55.6% (30/54) of these findings were specific to TEE (hypothetically not able to be seen on TTE)


Small population


We don’t know how much really could have been seen on TTE because it was not attempted in most patients.

We don’t know if the changes recommended based on TEE were good decisions.

We don’t know the utility in less sick patients (non-intubated).

Limited evidence to support safety given small population and no autopsies performed.

Take Home Points

1. Transesophageal echocardiography (TEE) appears to be feasible in the emergency department. 100% success rate study patient population.

2. TEE can change the management of your patients.

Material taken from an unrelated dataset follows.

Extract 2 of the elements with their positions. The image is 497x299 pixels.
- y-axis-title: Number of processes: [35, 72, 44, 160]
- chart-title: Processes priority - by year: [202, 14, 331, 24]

3. There were no complications of TEE in the ED reported in this small retrospective study.

Our score

3 Probes

Cite this post as

Michael Prats, MD. Transesophageal Echocardiography in the Emergency Department. Ultrasound G.E.L. Podcast Blog. Published on January 02, 2017. Accessed on January 18, 2021. Available at
Published on 01/02/17 01:00 AM
comments (2)
By Anonymous on 02/19/17 08:55 PM
When there is a study showing increased survival with TEE in cardiac arrest, I will ask my department for $$$.
By Mike Prats on 02/20/17 03:43 PM
Thanks for your post. You bring up a good point - this is very early evidence and probably not substantial enough for many to justify a significant investment. However, I wouldn't hold your breath waiting for a TEE vs control trial. There are many diagnostic and therapeutic interventions that are used without definitive mortality benefit. Although having well done RCTs about everything would be ideal, in many cases it is not feasible. A challenging part of the job is weighing risks versus benefits based on best available evidence. This study is just beginning to build the evidence base to show that TEE in the ED might be a good idea.